I tassi d'interesse, dichiara la Lagarde, rimarranno sui livelli attuali, o più bassi, "finché le prospettive d'inflazione convergeranno robustamente" verso il target del 2% mentre il Qe continuerà finché necessario

(Teleborsa) – Debutta a Bruxelles Christine Lagarde, in qualità di presidente della BCE. Durante la conferenza stampa che si è tenuta al termine del suo primo Consiglio direttivo monetario, che ha deciso di lasciare invariato il costo del denaro e il Quantitative easing(Qe), l’ex direttore dell’FMI ha osservato che “ci sono alcuni segni iniziali di stabilizzazione del rallentamento della crescita economica e di un lieve rafforzamento dell’inflazione di fondo, in linea con le precedenti previsioni”.

I tassi d’interesse, dichiara la Lagarde, rimarranno sui livelli attuali, o più bassi, “finché le prospettive d’inflazione convergeranno robustamente” verso il target del 2% mentre il Qe continuerà finché necessario. In ogni caso restiamo “pronti ad utilizzare tutti gli strumenti per portare l’inflazione verso il target. In sostanza sarà necessaria una politica accomodante per un periodo prolungato. “Non sono né un falco, né una colomba, ho l’ambizione di essere un gufo”, ha sottolineato poi il presidente della BCE, riferendosi alla saggezza del rapace notturno.

Riviste “leggermente” al ribasso le stime di crescita per il 2020 al +1,1% dal +1,2% indicato in precedenza, mentre per il 2020 ci si attende un incremento del PIL dell’1,1% e dell’1,4% nel 2021 e 2022.

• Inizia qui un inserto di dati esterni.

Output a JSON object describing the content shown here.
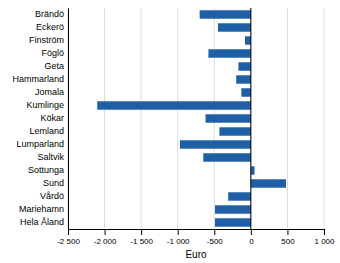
{
  "chart_data": {
    "type": "bar",
    "orientation": "horizontal",
    "categories": [
      "Brändö",
      "Eckerö",
      "Finström",
      "Föglö",
      "Geta",
      "Hammarland",
      "Jomala",
      "Kumlinge",
      "Kökar",
      "Lemland",
      "Lumparland",
      "Saltvik",
      "Sottunga",
      "Sund",
      "Vårdö",
      "Mariehamn",
      "Hela Åland"
    ],
    "values": [
      -700,
      -450,
      -80,
      -580,
      -170,
      -200,
      -130,
      -2100,
      -620,
      -430,
      -970,
      -650,
      50,
      480,
      -310,
      -490,
      -490
    ],
    "color": "#1f5fa6",
    "xlabel": "Euro",
    "xlim": [
      -2500,
      1000
    ],
    "xticks": [
      {
        "value": -2500,
        "label": "-2 500"
      },
      {
        "value": -2000,
        "label": "-2 000"
      },
      {
        "value": -1500,
        "label": "-1 500"
      },
      {
        "value": -1000,
        "label": "-1 000"
      },
      -500,
      0,
      500,
      {
        "value": 1000,
        "label": "1 000"
      }
    ],
    "grid": true
  }
}
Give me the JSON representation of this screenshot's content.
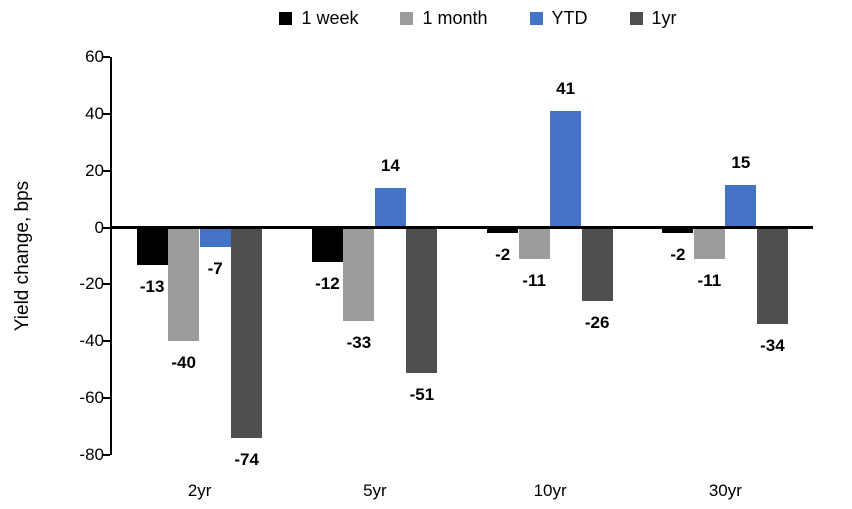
{
  "chart_data": {
    "type": "bar",
    "title": "",
    "ylabel": "Yield change, bps",
    "xlabel": "",
    "categories": [
      "2yr",
      "5yr",
      "10yr",
      "30yr"
    ],
    "series": [
      {
        "name": "1 week",
        "color": "#000000",
        "values": [
          -13,
          -12,
          -2,
          -2
        ]
      },
      {
        "name": "1 month",
        "color": "#9C9C9C",
        "values": [
          -40,
          -33,
          -11,
          -11
        ]
      },
      {
        "name": "YTD",
        "color": "#4472C4",
        "values": [
          -7,
          14,
          41,
          15
        ]
      },
      {
        "name": "1yr",
        "color": "#4F4F4F",
        "values": [
          -74,
          -51,
          -26,
          -34
        ]
      }
    ],
    "ylim": [
      -80,
      60
    ],
    "yticks": [
      60,
      40,
      20,
      0,
      -20,
      -40,
      -60,
      -80
    ],
    "grid": false,
    "legend_position": "top",
    "data_labels": "outside-end, bold"
  }
}
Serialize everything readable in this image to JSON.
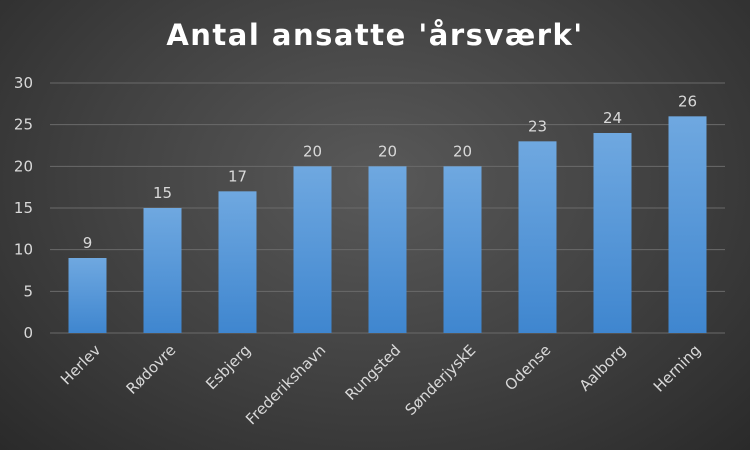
{
  "chart_data": {
    "type": "bar",
    "title": "Antal ansatte 'årsværk'",
    "categories": [
      "Herlev",
      "Rødovre",
      "Esbjerg",
      "Frederikshavn",
      "Rungsted",
      "SønderjyskE",
      "Odense",
      "Aalborg",
      "Herning"
    ],
    "values": [
      9,
      15,
      17,
      20,
      20,
      20,
      23,
      24,
      26
    ],
    "yticks": [
      0,
      5,
      10,
      15,
      20,
      25,
      30
    ],
    "ylim": [
      0,
      30
    ],
    "xlabel": "",
    "ylabel": "",
    "grid": true,
    "data_labels": true,
    "colors": {
      "bar_top": "#6fa8e0",
      "bar_bottom": "#3f86cf",
      "text": "#d9d9d9",
      "title": "#ffffff",
      "grid": "#6a6a6a"
    }
  }
}
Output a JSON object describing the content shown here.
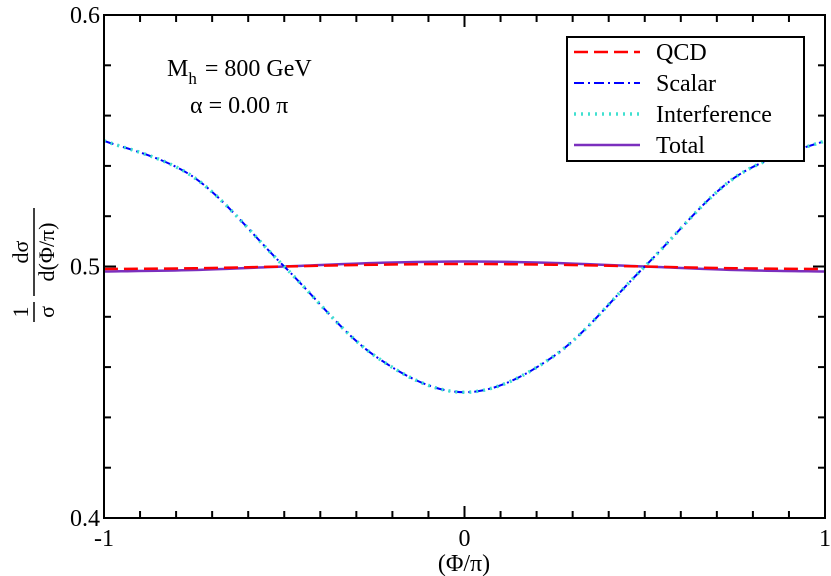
{
  "chart_data": {
    "type": "line",
    "title": "",
    "xlabel": "(Φ/π)",
    "ylabel": {
      "one": "1",
      "sigma": "σ",
      "numerator": "dσ",
      "denominator": "d(Φ/π)"
    },
    "xlim": [
      -1,
      1
    ],
    "ylim": [
      0.4,
      0.6
    ],
    "x_ticks": [
      {
        "value": -1,
        "label": "-1"
      },
      {
        "value": 0,
        "label": "0"
      },
      {
        "value": 1,
        "label": "1"
      }
    ],
    "y_ticks": [
      {
        "value": 0.4,
        "label": "0.4"
      },
      {
        "value": 0.5,
        "label": "0.5"
      },
      {
        "value": 0.6,
        "label": "0.6"
      }
    ],
    "annotation": {
      "mass_symbol": "M",
      "mass_subscript": "h",
      "mass_value": "= 800 GeV",
      "alpha_text": "α = 0.00 π"
    },
    "legend_position": "top-right",
    "series": [
      {
        "name": "QCD",
        "color": "#ff0000",
        "dash": "dashed",
        "x": [
          -1,
          -0.75,
          -0.5,
          -0.25,
          0,
          0.25,
          0.5,
          0.75,
          1
        ],
        "y": [
          0.499,
          0.4993,
          0.5,
          0.5007,
          0.501,
          0.5007,
          0.5,
          0.4993,
          0.499
        ]
      },
      {
        "name": "Scalar",
        "color": "#0000ff",
        "dash": "dash-dot",
        "x": [
          -1,
          -0.75,
          -0.5,
          -0.25,
          0,
          0.25,
          0.5,
          0.75,
          1
        ],
        "y": [
          0.55,
          0.5354,
          0.5,
          0.4646,
          0.45,
          0.4646,
          0.5,
          0.5354,
          0.55
        ]
      },
      {
        "name": "Interference",
        "color": "#40e0d0",
        "dash": "dotted",
        "x": [
          -1,
          -0.75,
          -0.5,
          -0.25,
          0,
          0.25,
          0.5,
          0.75,
          1
        ],
        "y": [
          0.55,
          0.5354,
          0.5,
          0.4646,
          0.45,
          0.4646,
          0.5,
          0.5354,
          0.55
        ]
      },
      {
        "name": "Total",
        "color": "#7b2fbe",
        "dash": "solid",
        "x": [
          -1,
          -0.75,
          -0.5,
          -0.25,
          0,
          0.25,
          0.5,
          0.75,
          1
        ],
        "y": [
          0.498,
          0.4986,
          0.5,
          0.5014,
          0.502,
          0.5014,
          0.5,
          0.4986,
          0.498
        ]
      }
    ]
  }
}
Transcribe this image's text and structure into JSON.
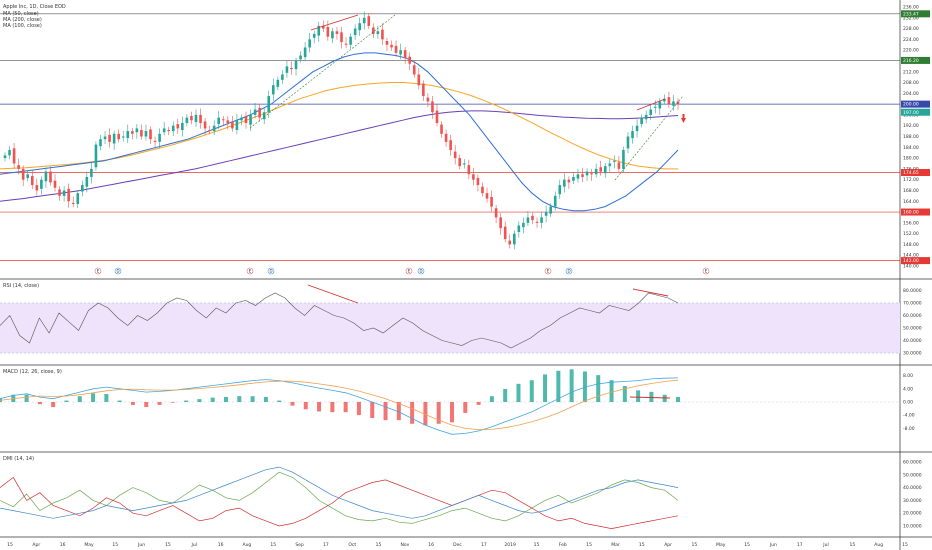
{
  "header": {
    "symbol_line": "Apple Inc, 1D, Close EOD",
    "ma1": "MA (50, close)",
    "ma2": "MA (200, close)",
    "ma3": "MA (100, close)"
  },
  "panes": {
    "rsi_label": "RSI (14, close)",
    "macd_label": "MACD (12, 26, close, 9)",
    "dmi_label": "DMI (14, 14)"
  },
  "colors": {
    "up": "#26a69a",
    "down": "#ef5350",
    "ma50": "#2e6fd6",
    "ma100": "#f5a623",
    "ma200": "#6a3fb5",
    "level_red": "#e53935",
    "level_blue": "#3949ab",
    "level_dark": "#333333",
    "rsi_band": "#efe3fb",
    "macd_line": "#3fa7e0",
    "signal_line": "#f0a050",
    "dmi_plus": "#6aa84f",
    "dmi_minus": "#d32f2f",
    "adx": "#3d85c6"
  },
  "price_axis": {
    "ticks": [
      "236.00",
      "232.00",
      "228.00",
      "224.00",
      "220.00",
      "216.00",
      "212.00",
      "208.00",
      "204.00",
      "200.00",
      "196.00",
      "192.00",
      "188.00",
      "184.00",
      "180.00",
      "176.00",
      "172.00",
      "168.00",
      "164.00",
      "160.00",
      "156.00",
      "152.00",
      "148.00",
      "144.00",
      "140.00"
    ],
    "level_labels": [
      {
        "text": "233.47",
        "color": "#2e7d32",
        "price": 233.47
      },
      {
        "text": "216.20",
        "color": "#2e7d32",
        "price": 216.2
      },
      {
        "text": "200.00",
        "color": "#3949ab",
        "price": 200.0
      },
      {
        "text": "197.00",
        "color": "#26a69a",
        "price": 197.0
      },
      {
        "text": "174.65",
        "color": "#e53935",
        "price": 174.65
      },
      {
        "text": "160.00",
        "color": "#e53935",
        "price": 160.0
      },
      {
        "text": "142.00",
        "color": "#e53935",
        "price": 142.0
      }
    ]
  },
  "rsi_axis": {
    "ticks": [
      "80.0000",
      "70.0000",
      "60.0000",
      "50.0000",
      "40.0000",
      "30.0000"
    ]
  },
  "macd_axis": {
    "ticks": [
      "8.00",
      "4.00",
      "0.00",
      "-4.00",
      "-8.00"
    ]
  },
  "dmi_axis": {
    "ticks": [
      "60.0000",
      "50.0000",
      "40.0000",
      "30.0000",
      "20.0000",
      "10.0000"
    ]
  },
  "time_axis": {
    "labels": [
      "15",
      "Apr",
      "16",
      "May",
      "15",
      "Jun",
      "15",
      "Jul",
      "16",
      "Aug",
      "15",
      "Sep",
      "17",
      "Oct",
      "15",
      "Nov",
      "16",
      "Dec",
      "17",
      "2019",
      "15",
      "Feb",
      "15",
      "Mar",
      "15",
      "Apr",
      "15",
      "May",
      "15",
      "Jun",
      "17",
      "Jul",
      "15",
      "Aug",
      "15"
    ]
  },
  "events": {
    "markers": [
      {
        "type": "E",
        "x": 98
      },
      {
        "type": "D",
        "x": 118
      },
      {
        "type": "E",
        "x": 250
      },
      {
        "type": "D",
        "x": 271
      },
      {
        "type": "E",
        "x": 409
      },
      {
        "type": "D",
        "x": 421
      },
      {
        "type": "E",
        "x": 548
      },
      {
        "type": "D",
        "x": 569
      },
      {
        "type": "E",
        "x": 706
      }
    ]
  },
  "chart_data": {
    "type": "candlestick",
    "title": "Apple Inc, 1D, Close EOD",
    "ylim": [
      138,
      238
    ],
    "horizontal_levels": [
      233.47,
      216.2,
      200.0,
      174.65,
      160.0,
      142.0
    ],
    "closes": [
      181,
      183,
      178,
      176,
      172,
      174,
      170,
      168,
      172,
      175,
      171,
      169,
      166,
      168,
      164,
      163,
      167,
      170,
      173,
      176,
      185,
      187,
      188,
      186,
      189,
      187,
      188,
      190,
      189,
      191,
      188,
      190,
      187,
      186,
      189,
      191,
      190,
      192,
      191,
      193,
      195,
      194,
      196,
      193,
      191,
      190,
      192,
      195,
      194,
      193,
      191,
      194,
      195,
      193,
      196,
      198,
      195,
      197,
      203,
      207,
      209,
      211,
      214,
      213,
      216,
      218,
      221,
      224,
      226,
      229,
      228,
      225,
      227,
      226,
      223,
      222,
      225,
      228,
      230,
      232,
      229,
      226,
      227,
      224,
      222,
      221,
      219,
      220,
      217,
      215,
      211,
      207,
      203,
      201,
      197,
      193,
      189,
      186,
      183,
      180,
      177,
      178,
      174,
      172,
      170,
      167,
      165,
      162,
      158,
      154,
      150,
      148,
      152,
      155,
      156,
      158,
      157,
      156,
      158,
      160,
      162,
      166,
      170,
      172,
      171,
      173,
      174,
      173,
      175,
      174,
      176,
      175,
      177,
      178,
      179,
      176,
      183,
      188,
      190,
      192,
      195,
      196,
      198,
      199,
      201,
      202,
      200,
      201,
      200
    ],
    "ma50": [
      174,
      174.5,
      175,
      175.5,
      176,
      176.5,
      177,
      177.5,
      178,
      178.5,
      179,
      180,
      181,
      182,
      183,
      184,
      185,
      186,
      187,
      188.5,
      190,
      191.5,
      193,
      194.5,
      196,
      198,
      200,
      203,
      206,
      209,
      212,
      214,
      216,
      217.5,
      218.5,
      219,
      219,
      218.5,
      218,
      217,
      215,
      212,
      208,
      204,
      200,
      196,
      191,
      186,
      181,
      176,
      171,
      167,
      164,
      162,
      161,
      160.5,
      160.5,
      161,
      162,
      164,
      166,
      169,
      172,
      175,
      179,
      183
    ],
    "ma100": [
      176,
      176.2,
      176.4,
      176.8,
      177.2,
      177.6,
      178,
      178.6,
      179.2,
      180,
      181,
      182.2,
      183.4,
      184.6,
      186,
      187.4,
      189,
      190.6,
      192.4,
      194.2,
      196,
      198,
      200,
      202,
      203.5,
      205,
      206,
      206.8,
      207.4,
      207.8,
      208,
      208,
      207.6,
      207,
      206,
      204.8,
      203.4,
      201.6,
      199.6,
      197.4,
      195,
      192.6,
      190,
      187.6,
      185.2,
      183,
      181,
      179.4,
      178,
      177,
      176.4,
      176,
      176
    ],
    "ma200": [
      164,
      164.5,
      165,
      165.6,
      166.2,
      166.8,
      167.4,
      168,
      168.8,
      169.6,
      170.4,
      171.2,
      172,
      172.8,
      173.6,
      174.4,
      175.2,
      176,
      177,
      178,
      179,
      180,
      181,
      182,
      183,
      184,
      185,
      186,
      187,
      188,
      189,
      190,
      191,
      192,
      193,
      194,
      195,
      195.8,
      196.5,
      197,
      197.3,
      197.5,
      197.5,
      197.3,
      197,
      196.6,
      196.2,
      195.8,
      195.5,
      195.2,
      195,
      194.8,
      194.7,
      194.6,
      194.6,
      194.7,
      194.9,
      195.2,
      195.5,
      195.8
    ]
  },
  "rsi_data": [
    52,
    60,
    44,
    38,
    58,
    46,
    62,
    55,
    48,
    64,
    70,
    66,
    58,
    52,
    60,
    56,
    62,
    70,
    74,
    72,
    64,
    58,
    66,
    62,
    70,
    72,
    68,
    74,
    78,
    74,
    66,
    60,
    68,
    64,
    60,
    58,
    54,
    48,
    50,
    46,
    52,
    58,
    54,
    48,
    44,
    40,
    38,
    36,
    40,
    42,
    40,
    38,
    34,
    38,
    42,
    48,
    52,
    58,
    62,
    66,
    64,
    62,
    68,
    66,
    64,
    70,
    78,
    76,
    74,
    70
  ],
  "macd_data": {
    "macd": [
      1,
      2,
      2.5,
      1.5,
      1,
      2,
      3,
      4,
      4.5,
      4,
      3.5,
      3,
      3.2,
      3.5,
      4,
      4.5,
      5,
      5.5,
      6,
      6.5,
      6.8,
      6.5,
      5.8,
      5,
      4.2,
      3.5,
      2.8,
      1.5,
      0,
      -1.5,
      -3,
      -5,
      -7,
      -8.5,
      -9.8,
      -9.5,
      -8.8,
      -7.5,
      -6,
      -4.5,
      -3,
      -1,
      1,
      3,
      4.5,
      5.5,
      6,
      6.2,
      6.5,
      7,
      7.2,
      7.3
    ],
    "signal": [
      0.5,
      1,
      1.5,
      1.8,
      1.7,
      1.8,
      2.2,
      2.8,
      3.4,
      3.8,
      3.9,
      3.7,
      3.6,
      3.6,
      3.8,
      4.1,
      4.4,
      4.8,
      5.2,
      5.7,
      6.1,
      6.3,
      6.3,
      6,
      5.5,
      4.9,
      4.2,
      3.3,
      2.2,
      1,
      -0.5,
      -2,
      -3.8,
      -5.5,
      -7,
      -8,
      -8.4,
      -8.3,
      -7.8,
      -7,
      -6,
      -4.8,
      -3.3,
      -1.5,
      0.3,
      1.8,
      3,
      4,
      4.9,
      5.6,
      6.2,
      6.6
    ]
  },
  "dmi_data": {
    "plus_di": [
      30,
      25,
      35,
      22,
      28,
      32,
      38,
      30,
      26,
      34,
      40,
      36,
      30,
      28,
      35,
      42,
      38,
      32,
      30,
      36,
      44,
      52,
      48,
      40,
      30,
      24,
      18,
      15,
      14,
      16,
      13,
      12,
      15,
      18,
      22,
      24,
      20,
      16,
      14,
      18,
      24,
      30,
      34,
      28,
      32,
      36,
      42,
      46,
      44,
      40,
      38,
      30
    ],
    "minus_di": [
      40,
      48,
      30,
      36,
      26,
      22,
      18,
      24,
      32,
      28,
      20,
      18,
      22,
      26,
      20,
      14,
      16,
      22,
      24,
      18,
      14,
      10,
      12,
      16,
      22,
      28,
      36,
      40,
      44,
      46,
      42,
      38,
      34,
      30,
      26,
      30,
      34,
      38,
      36,
      30,
      24,
      18,
      14,
      16,
      12,
      10,
      8,
      10,
      12,
      14,
      16,
      18
    ],
    "adx": [
      24,
      22,
      20,
      18,
      16,
      18,
      20,
      22,
      26,
      24,
      22,
      24,
      26,
      28,
      30,
      34,
      38,
      42,
      46,
      50,
      54,
      56,
      52,
      46,
      40,
      34,
      30,
      26,
      22,
      20,
      18,
      16,
      18,
      22,
      26,
      30,
      34,
      30,
      26,
      22,
      20,
      22,
      26,
      30,
      34,
      38,
      40,
      44,
      46,
      44,
      42,
      40
    ]
  }
}
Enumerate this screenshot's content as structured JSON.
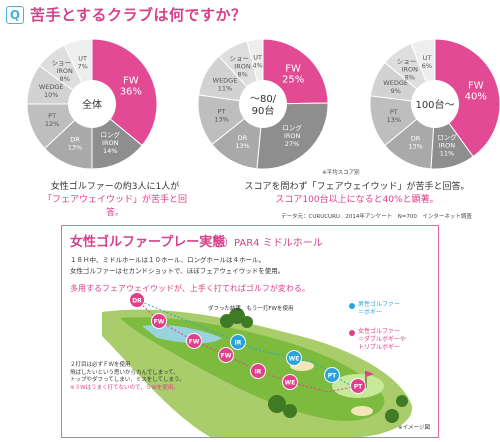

Confermate invece le previsioni di inflazione, all’1,2% per quest’anno. Per il 2020 le stime si alzano al +1,1% mentre per il 2021 passano al +1,4%. La stima per il 2022 è +1,6%, con un +1,7% nel 4° trimestre. Ciò starebbe a significare che la “direzione dell’inflazione è promettente ma insufficiente”.

Per quanto riguarda i rischi futuri, questi restano legati soprattutto al protezionismo e alla vulnerabilità dei mercati emergenti, con le incertezze globali che continuano a pesare soprattutto sul comparto manifatturiero.

La Lagarde ha poi esortato i governi dove il debito pubblico è elevato a “proseguire con politiche prudenti e centrate gli obiettivi, che creeranno le condizioni per lasciar agire gli stabilizzatori automatici”.

Il presidente della Banca Centrale Europea, inoltre, ha dichiarato che intende completare la revisione della strategia della BCE entro il 2020, sottolineando che “servire i cittadini europei è il nostro mandato”. “L’ultima è stata effettuata nel 2003 e sono passati 16 anni, quindi è piuttosto legittimo farlo”. Questa revisione “deve deve essere ampia e valutare ogni questione”.